Statenvertaling

Hooglied 6:7-13 Statenvertaling (SV1750)

7. Uw wangen zijn als een stuk van een granaatappel tussen uw vlechten.

8. Er zijn zestig koninginnen en tachtig bijwijven, en maagden zonder getal.

9. Een enige is Mijn duive, Mijn volmaakte, de enige harer moeder, zij is de zuivere dergenen, die haar gebaard heeft; als de dochters haar zien, zo zullen zij haar welgelukzalig roemen, de koninginnen en de bijwijven; en zij zullen haar prijzen.

10. Wie is zij, die er uitziet als de dageraad, schoon, gelijk de maan, zuiver als de zon, schrikkelijk als slagorden met banieren?

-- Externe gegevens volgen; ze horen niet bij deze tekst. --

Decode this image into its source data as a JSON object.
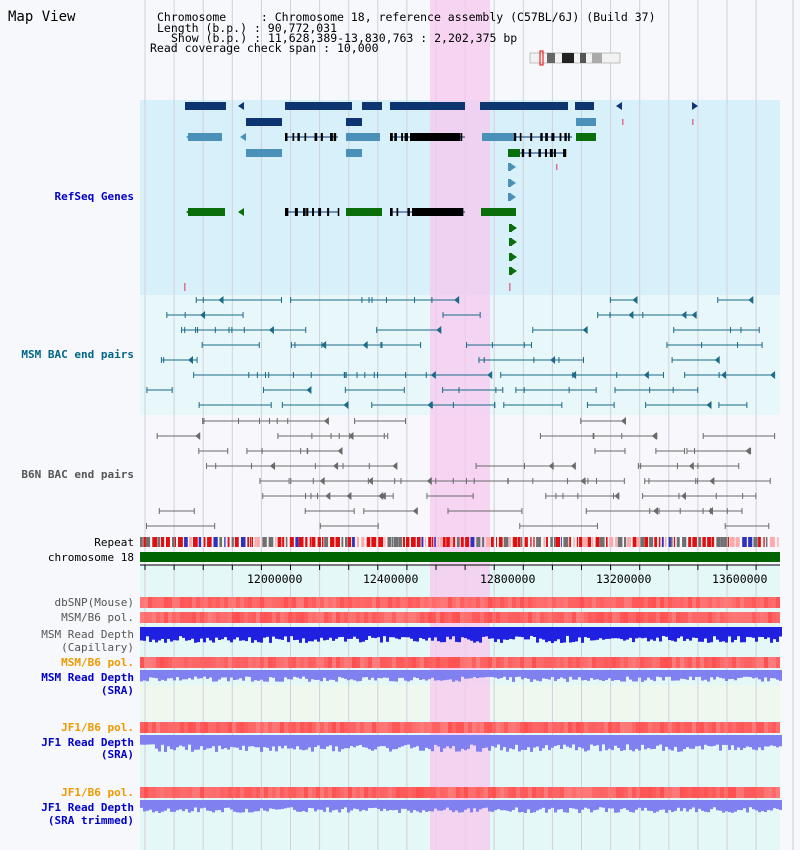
{
  "header": {
    "title": "Map View",
    "chromosome_label": "Chromosome",
    "chromosome_value": "Chromosome 18, reference assembly (C57BL/6J) (Build 37)",
    "length_label": "Length (b.p.)",
    "length_value": "90,772,031",
    "show_label": "Show (b.p.)",
    "show_value": "11,628,389-13,830,763 : 2,202,375 bp",
    "coverage_label": "Read coverage check span",
    "coverage_value": "10,000"
  },
  "tracks": {
    "refseq": "RefSeq Genes",
    "msm_bac": "MSM BAC end pairs",
    "b6n_bac": "B6N BAC end pairs",
    "repeat": "Repeat",
    "chromosome": "chromosome 18",
    "dbsnp": "dbSNP(Mouse)",
    "msm_b6_pol_1": "MSM/B6 pol.",
    "msm_read_depth_cap": "MSM Read Depth",
    "msm_read_depth_cap_sub": "(Capillary)",
    "msm_b6_pol_2": "MSM/B6 pol.",
    "msm_read_depth_sra": "MSM Read Depth",
    "msm_read_depth_sra_sub": "(SRA)",
    "jf1_b6_pol_1": "JF1/B6 pol.",
    "jf1_read_depth_sra": "JF1 Read Depth",
    "jf1_read_depth_sra_sub": "(SRA)",
    "jf1_b6_pol_2": "JF1/B6 pol.",
    "jf1_read_depth_trim": "JF1 Read Depth",
    "jf1_read_depth_trim_sub": "(SRA trimmed)"
  },
  "axis": {
    "ticks": [
      "12000000",
      "12400000",
      "12800000",
      "13200000",
      "13600000"
    ]
  },
  "colors": {
    "highlight": "#f7c8ef",
    "refseq_bg": "#d8f0fa",
    "bac_bg": "#e8f8fa",
    "gene_dark": "#0d3570",
    "gene_mid": "#4a90b8",
    "gene_green": "#0a6e0a",
    "chromosome": "#006400",
    "depth_blue": "#2020e0",
    "depth_light": "#8080f0"
  }
}
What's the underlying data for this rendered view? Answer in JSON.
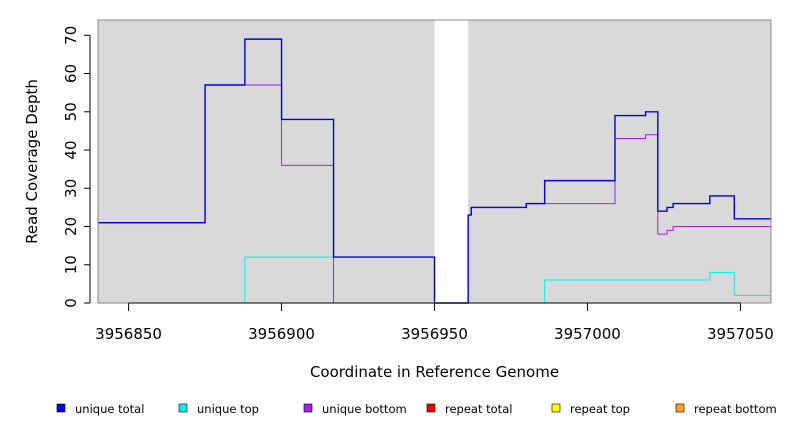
{
  "chart_data": {
    "type": "line",
    "xlabel": "Coordinate in Reference Genome",
    "ylabel": "Read Coverage Depth",
    "xlim": [
      3956840,
      3957060
    ],
    "ylim": [
      0,
      74
    ],
    "x_ticks": [
      3956850,
      3956900,
      3956950,
      3957000,
      3957050
    ],
    "x_tick_labels": [
      "3956850",
      "3956900",
      "3956950",
      "3957000",
      "3957050"
    ],
    "y_ticks": [
      0,
      10,
      20,
      30,
      40,
      50,
      60,
      70
    ],
    "y_tick_labels": [
      "0",
      "10",
      "20",
      "30",
      "40",
      "50",
      "60",
      "70"
    ],
    "background": "#d9d9d9",
    "gap_regions": [
      [
        3956950,
        3956961
      ]
    ],
    "legend_placement": "bottom",
    "series": [
      {
        "name": "unique total",
        "color": "#0000ee",
        "points": [
          [
            3956840,
            21
          ],
          [
            3956875,
            21
          ],
          [
            3956875,
            57
          ],
          [
            3956888,
            57
          ],
          [
            3956888,
            69
          ],
          [
            3956900,
            69
          ],
          [
            3956900,
            48
          ],
          [
            3956917,
            48
          ],
          [
            3956917,
            12
          ],
          [
            3956950,
            12
          ],
          [
            3956950,
            0
          ],
          [
            3956961,
            0
          ],
          [
            3956961,
            23
          ],
          [
            3956962,
            23
          ],
          [
            3956962,
            25
          ],
          [
            3956980,
            25
          ],
          [
            3956980,
            26
          ],
          [
            3956986,
            26
          ],
          [
            3956986,
            32
          ],
          [
            3957009,
            32
          ],
          [
            3957009,
            49
          ],
          [
            3957019,
            49
          ],
          [
            3957019,
            50
          ],
          [
            3957023,
            50
          ],
          [
            3957023,
            24
          ],
          [
            3957026,
            24
          ],
          [
            3957026,
            25
          ],
          [
            3957028,
            25
          ],
          [
            3957028,
            26
          ],
          [
            3957040,
            26
          ],
          [
            3957040,
            28
          ],
          [
            3957048,
            28
          ],
          [
            3957048,
            22
          ],
          [
            3957060,
            22
          ]
        ]
      },
      {
        "name": "unique top",
        "color": "#00eeee",
        "points": [
          [
            3956840,
            0
          ],
          [
            3956888,
            0
          ],
          [
            3956888,
            12
          ],
          [
            3956950,
            12
          ],
          [
            3956950,
            0
          ],
          [
            3956986,
            0
          ],
          [
            3956986,
            6
          ],
          [
            3957040,
            6
          ],
          [
            3957040,
            8
          ],
          [
            3957048,
            8
          ],
          [
            3957048,
            2
          ],
          [
            3957060,
            2
          ]
        ]
      },
      {
        "name": "unique bottom",
        "color": "#a020f0",
        "points": [
          [
            3956840,
            21
          ],
          [
            3956875,
            21
          ],
          [
            3956875,
            57
          ],
          [
            3956900,
            57
          ],
          [
            3956900,
            36
          ],
          [
            3956917,
            36
          ],
          [
            3956917,
            0
          ],
          [
            3956961,
            0
          ],
          [
            3956961,
            23
          ],
          [
            3956962,
            23
          ],
          [
            3956962,
            25
          ],
          [
            3956980,
            25
          ],
          [
            3956980,
            26
          ],
          [
            3957009,
            26
          ],
          [
            3957009,
            43
          ],
          [
            3957019,
            43
          ],
          [
            3957019,
            44
          ],
          [
            3957023,
            44
          ],
          [
            3957023,
            18
          ],
          [
            3957026,
            18
          ],
          [
            3957026,
            19
          ],
          [
            3957028,
            19
          ],
          [
            3957028,
            20
          ],
          [
            3957060,
            20
          ]
        ]
      },
      {
        "name": "repeat total",
        "color": "#ee0000",
        "points": [
          [
            3956840,
            0
          ],
          [
            3957060,
            0
          ]
        ]
      },
      {
        "name": "repeat top",
        "color": "#ffff00",
        "points": [
          [
            3956840,
            0
          ],
          [
            3957060,
            0
          ]
        ]
      },
      {
        "name": "repeat bottom",
        "color": "#ffa500",
        "points": [
          [
            3956840,
            0
          ],
          [
            3957060,
            0
          ]
        ]
      }
    ]
  }
}
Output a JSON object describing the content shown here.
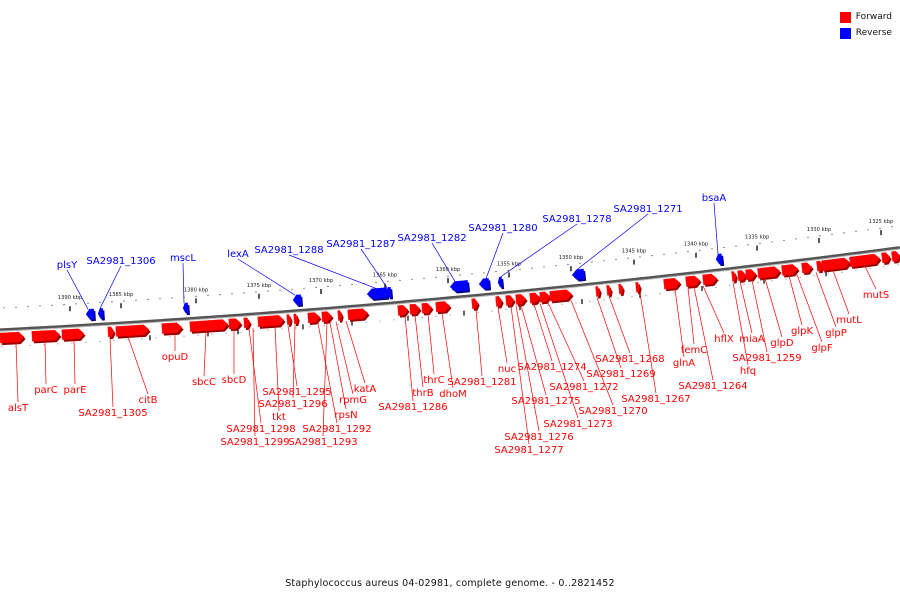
{
  "colors": {
    "forward": "#ff0000",
    "reverse": "#0000ff"
  },
  "legend": [
    {
      "label": "Forward",
      "color": "#ff0000"
    },
    {
      "label": "Reverse",
      "color": "#0000ff"
    }
  ],
  "caption": "Staphylococcus aureus 04-02981, complete genome. - 0..2821452",
  "scale_labels": [
    "1390 kbp",
    "1385 kbp",
    "1380 kbp",
    "1375 kbp",
    "1370 kbp",
    "1365 kbp",
    "1360 kbp",
    "1355 kbp",
    "1350 kbp",
    "1345 kbp",
    "1340 kbp",
    "1335 kbp",
    "1330 kbp",
    "1325 kbp"
  ],
  "reverse_labels": [
    "plsY",
    "SA2981_1306",
    "mscL",
    "lexA",
    "SA2981_1288",
    "SA2981_1287",
    "SA2981_1282",
    "SA2981_1280",
    "SA2981_1278",
    "SA2981_1271",
    "bsaA"
  ],
  "forward_labels": [
    "alsT",
    "parC",
    "parE",
    "SA2981_1305",
    "citB",
    "opuD",
    "sbcC",
    "sbcD",
    "SA2981_1298",
    "SA2981_1299",
    "tkt",
    "SA2981_1295",
    "SA2981_1296",
    "SA2981_1292",
    "SA2981_1293",
    "rpsN",
    "rpmG",
    "katA",
    "SA2981_1286",
    "thrB",
    "thrC",
    "dhoM",
    "SA2981_1281",
    "nuc",
    "SA2981_1277",
    "SA2981_1276",
    "SA2981_1275",
    "SA2981_1274",
    "SA2981_1273",
    "SA2981_1272",
    "SA2981_1270",
    "SA2981_1269",
    "SA2981_1268",
    "SA2981_1267",
    "glnA",
    "femC",
    "SA2981_1264",
    "hflX",
    "hfq",
    "miaA",
    "SA2981_1259",
    "glpD",
    "glpK",
    "glpF",
    "glpP",
    "mutL",
    "mutS"
  ]
}
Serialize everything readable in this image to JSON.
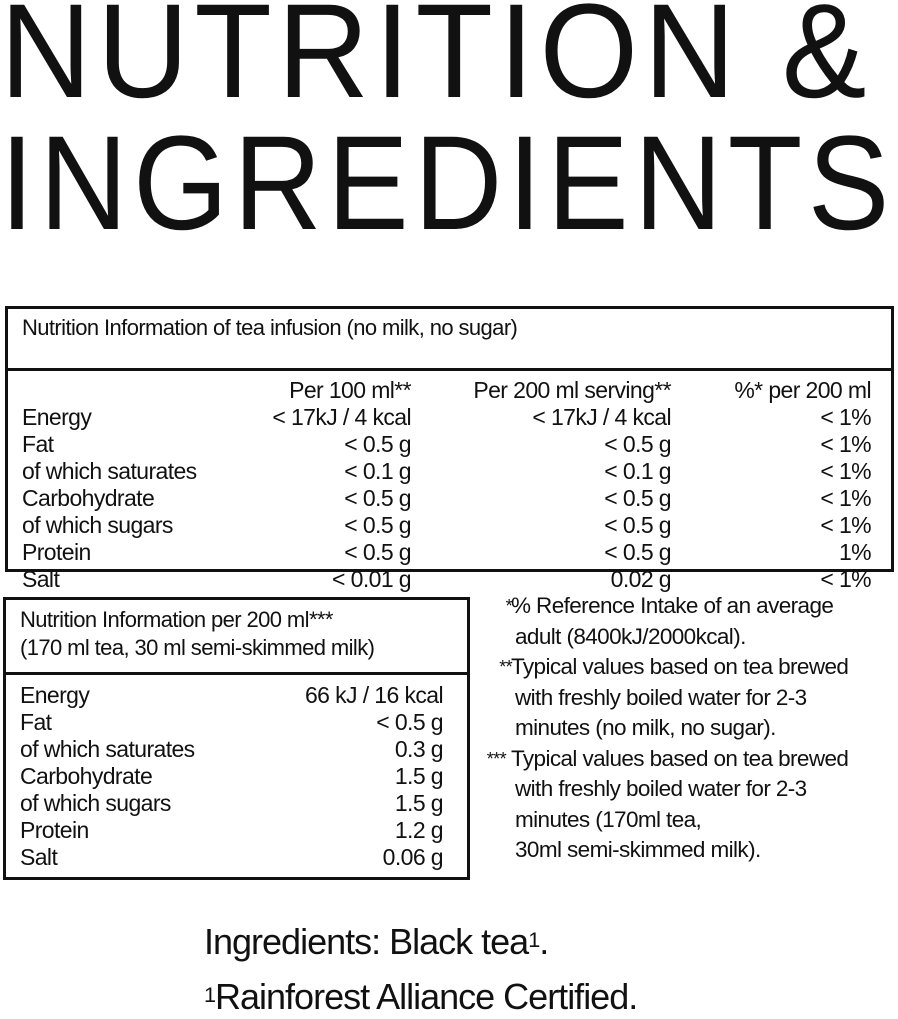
{
  "title": {
    "line1": "NUTRITION &",
    "line2": "INGREDIENTS"
  },
  "table1": {
    "heading": "Nutrition Information of tea infusion (no milk, no sugar)",
    "columns": [
      "Per 100 ml**",
      "Per 200 ml serving**",
      "%* per 200 ml"
    ],
    "rows": [
      {
        "label": "Energy",
        "per100": "< 17kJ / 4 kcal",
        "per200": "< 17kJ / 4 kcal",
        "ri": "< 1%"
      },
      {
        "label": "Fat",
        "per100": "< 0.5 g",
        "per200": "< 0.5 g",
        "ri": "< 1%"
      },
      {
        "label": "of which saturates",
        "per100": "< 0.1 g",
        "per200": "< 0.1 g",
        "ri": "< 1%"
      },
      {
        "label": "Carbohydrate",
        "per100": "< 0.5 g",
        "per200": "< 0.5 g",
        "ri": "< 1%"
      },
      {
        "label": "of which sugars",
        "per100": "< 0.5 g",
        "per200": "< 0.5 g",
        "ri": "< 1%"
      },
      {
        "label": "Protein",
        "per100": "< 0.5 g",
        "per200": "< 0.5 g",
        "ri": "1%"
      },
      {
        "label": "Salt",
        "per100": "< 0.01 g",
        "per200": "0.02 g",
        "ri": "< 1%"
      }
    ]
  },
  "table2": {
    "heading_line1": "Nutrition Information per 200 ml***",
    "heading_line2": "(170 ml tea, 30 ml semi-skimmed milk)",
    "rows": [
      {
        "label": "Energy",
        "value": "66 kJ / 16 kcal"
      },
      {
        "label": "Fat",
        "value": "< 0.5 g"
      },
      {
        "label": "of which saturates",
        "value": "0.3 g"
      },
      {
        "label": "Carbohydrate",
        "value": "1.5 g"
      },
      {
        "label": "of which sugars",
        "value": "1.5 g"
      },
      {
        "label": "Protein",
        "value": "1.2 g"
      },
      {
        "label": "Salt",
        "value": "0.06 g"
      }
    ]
  },
  "footnotes": [
    {
      "marker": "*",
      "lines": [
        "% Reference Intake of an average",
        "adult (8400kJ/2000kcal)."
      ]
    },
    {
      "marker": "**",
      "lines": [
        "Typical values based on tea brewed",
        "with freshly boiled water for 2-3",
        "minutes (no milk, no sugar)."
      ]
    },
    {
      "marker": "***",
      "lines": [
        "Typical values based on tea brewed",
        "with freshly boiled water for 2-3",
        "minutes (170ml tea,",
        "30ml semi-skimmed milk)."
      ]
    }
  ],
  "ingredients": {
    "text": "Ingredients: Black tea",
    "sup": "1",
    "end": ".",
    "note_sup": "1",
    "note": "Rainforest Alliance Certified."
  }
}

11. Ik ben tot den notenhof afgegaan om de groene vruchten der vallei te zien; om te zien, of de wijnstok bloeide, de granaatbomen uitbotten.

12. Eer ik het wist, zette mij mijn ziel op de wagens van mijn vrijwillig volk.

13. Keer weder, keer weder, o Sulammith! Keer weder, keer weder, dat wij u mogen aanzien. Wat ziet gijlieden de Sulammith aan? Zij is als een rei van twee heiren.